A noter, que lors d’une assemblée générale de copropriété en présentiel, le vote électronique sur smartphone ou tablette peut se substituer à la lourdeur et la lenteur des votes à main levée, accélérant, entres autres avantages, le processus de vote et l’annonce des résultats de chaque résolution. Il faut pour cela, que le syndic fasse appel à un prestataire ayant mis au point une solution de vote électronique.

Mail-in Voting: Simple but Not Without Limitations

Authorized by the ELAN Act of November 23, 2018, and by the order of November 18, 2020, as a fully fledged process for holding a General Meeting, the mail-in voting provision has been the big winner in the COVID era because it is easy to implement.

It has become part of the landscape, to the extent that a voting form is now a required element of any general meeting invitation.

In order to be counted, these votes must reach the management office at least three clear days prior to the planned date of the general meeting. Condo owners return the voting form attached to their invitation by mail or email; they retain a copy in case of any error.

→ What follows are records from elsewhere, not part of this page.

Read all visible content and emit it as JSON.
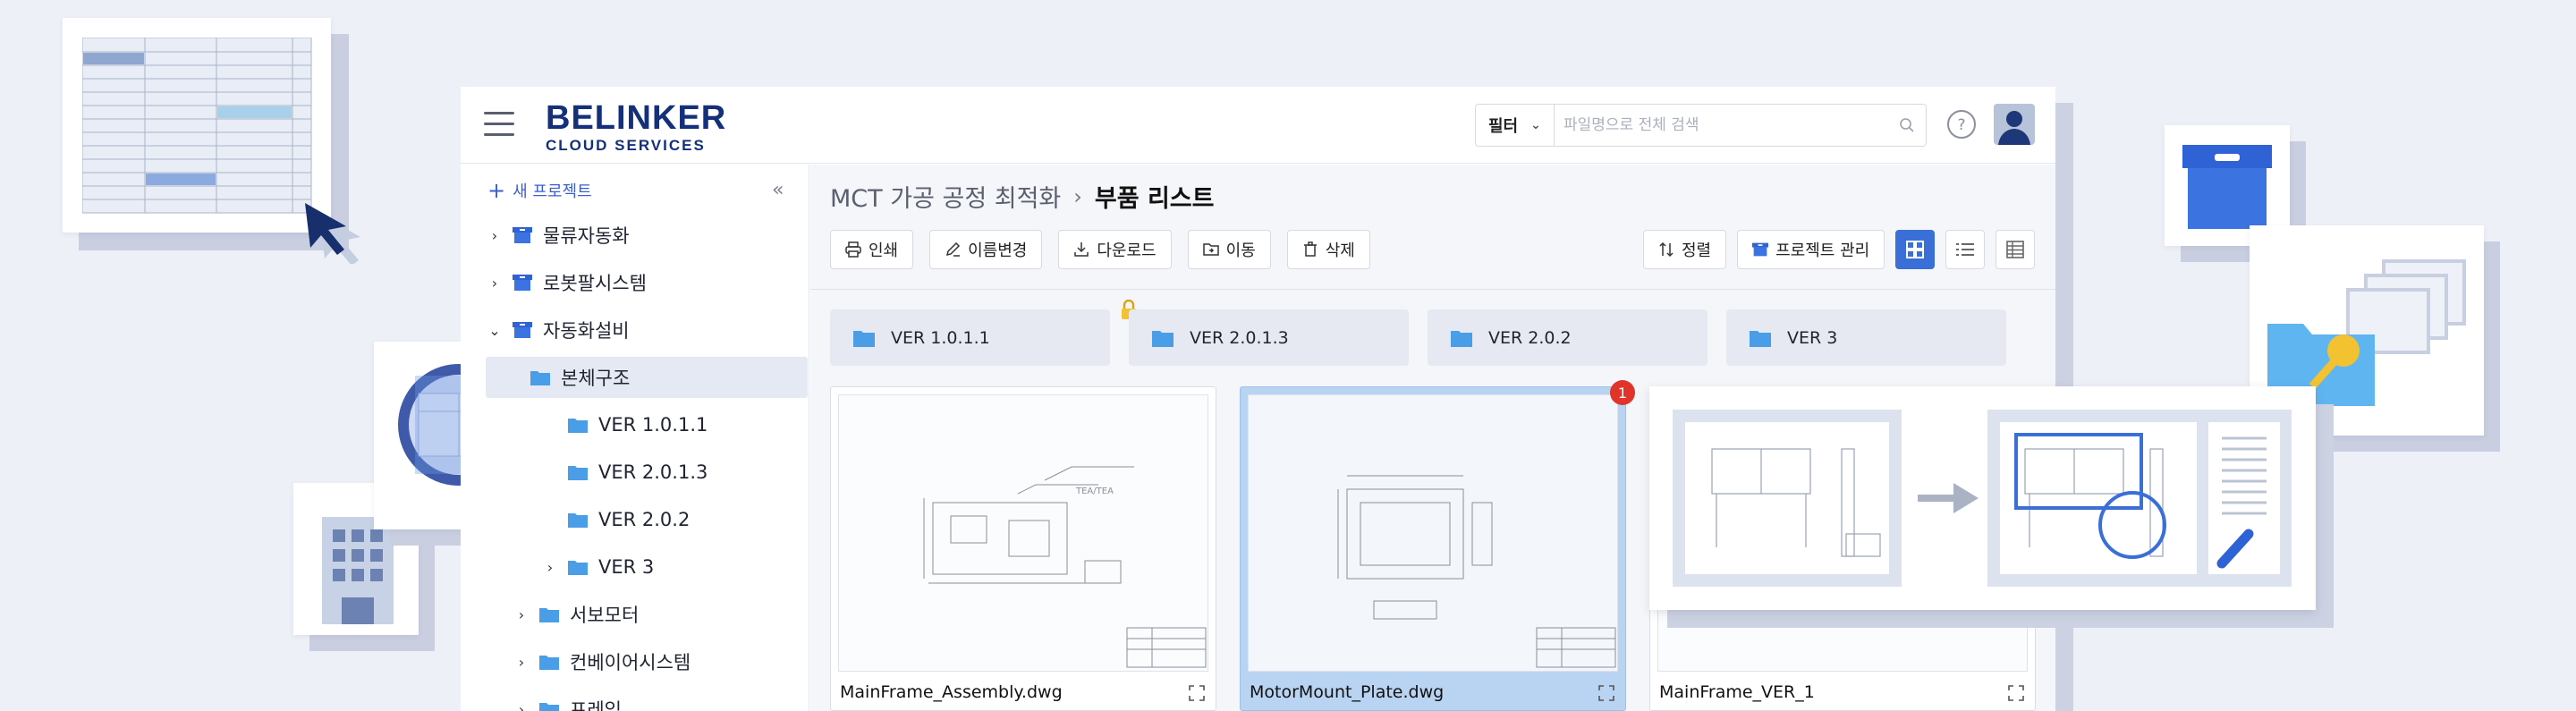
{
  "app": {
    "logo_main": "BELINKER",
    "logo_sub": "CLOUD SERVICES"
  },
  "search": {
    "filter_label": "필터",
    "placeholder": "파일명으로 전체 검색"
  },
  "sidebar": {
    "new_project": "새 프로젝트",
    "items": [
      {
        "label": "물류자동화"
      },
      {
        "label": "로봇팔시스템"
      },
      {
        "label": "자동화설비"
      },
      {
        "label": "본체구조"
      },
      {
        "label": "VER 1.0.1.1"
      },
      {
        "label": "VER 2.0.1.3"
      },
      {
        "label": "VER 2.0.2"
      },
      {
        "label": "VER 3"
      },
      {
        "label": "서보모터"
      },
      {
        "label": "컨베이어시스템"
      },
      {
        "label": "프레임"
      }
    ]
  },
  "breadcrumb": {
    "parent": "MCT 가공 공정 최적화",
    "separator": "›",
    "current": "부품 리스트"
  },
  "toolbar": {
    "print": "인쇄",
    "rename": "이름변경",
    "download": "다운로드",
    "move": "이동",
    "delete": "삭제",
    "sort": "정렬",
    "manage": "프로젝트 관리"
  },
  "folders": [
    {
      "label": "VER 1.0.1.1"
    },
    {
      "label": "VER 2.0.1.3"
    },
    {
      "label": "VER 2.0.2"
    },
    {
      "label": "VER 3"
    }
  ],
  "files": [
    {
      "name": "MainFrame_Assembly.dwg"
    },
    {
      "name": "MotorMount_Plate.dwg"
    },
    {
      "name": "MainFrame_VER_1"
    }
  ],
  "notification_count": "1",
  "colors": {
    "brand": "#14307a",
    "accent": "#3b6fd8",
    "folder": "#4a9ee8",
    "badge": "#e0332a"
  }
}
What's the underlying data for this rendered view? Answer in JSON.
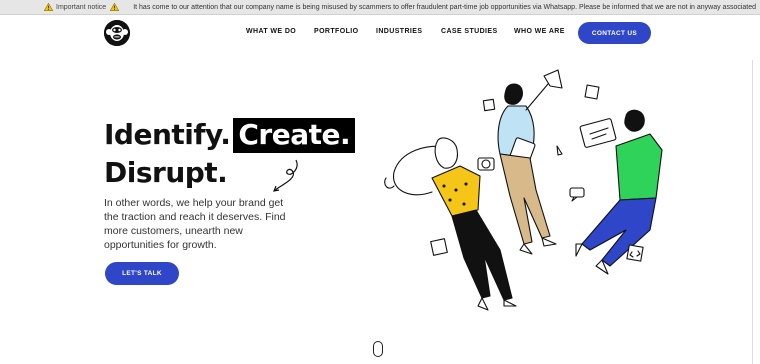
{
  "notice": {
    "label": "Important notice",
    "message": "It has come to our attention that our company name is being misused by scammers to offer fraudulent part-time job opportunities via Whatsapp. Please be informed that we are not in anyway associated"
  },
  "nav": {
    "items": [
      "WHAT WE DO",
      "PORTFOLIO",
      "INDUSTRIES",
      "CASE STUDIES",
      "WHO WE ARE"
    ],
    "contact_label": "CONTACT US"
  },
  "hero": {
    "title_part1": "Identify.",
    "title_highlight": "Create.",
    "title_line2": "Disrupt.",
    "description": "In other words, we help your brand get the traction and reach it deserves. Find more customers, unearth new opportunities for growth.",
    "cta_label": "LET'S TALK"
  },
  "colors": {
    "accent": "#2f46c9",
    "yellow": "#f5c518",
    "green": "#2fd35a",
    "light_blue": "#bfe3f5",
    "tan": "#d8b98a"
  },
  "icons": [
    "warning-icon",
    "logo-monkey-icon",
    "scroll-mouse-icon"
  ]
}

However, when this method is used on a large-scale basis, it can prove unsuitable and cause frustration, as it severely limits the debate and decision-making typical of general meetings. Indeed, how can individuals’ points of view be heard and discussed just by sending a form in the mail? Some matters can’t be settled with a simple “yes” or “no”; they require debate or further detail, such as approving an investment or selecting a service provider. The risk is that decisions or construction will be delayed because voters’ intentions aren’t interpreted promptly.

Finally, in practice, mail-in voting remains difficult to audit and can pave the way for fraud or for certain votes to be left uncounted.

Remote Voting: Is an Online General Meeting the Ideal Alternative?

The COVID-19 pandemic not only put a temporary halt to general meetings in 2020, but also appears to mark the beginnings of digitization in this sector.

Holding general meetings via video conference was among the innovative solutions authorized as a means of getting around the constraints imposed by the health crisis, as an alternative to mail-in meetings. However, some condominium associations chose to offer both options concurrently: a general meeting via video conference for owners comfortable with that technology, and a mail-in voting option for others. 

In order for the general meeting to be valid, the video or audio conferencing medium must enable identification of members and unbroken, simultaneous broadcast of the debates and deliberations. It must guarantee that members are able to participate meaningfully.

All votes are authenticated, as the owners’ expectation of security and trust requires. You get vote results and statistics in real time, which greatly reduces the length of general meetings, as is the case for in-person meetings using electronic voting. 

In conclusion, between now and September, you can expect to continue using mail-in voting or video meetings, given the issues involved in holding general meetings in person.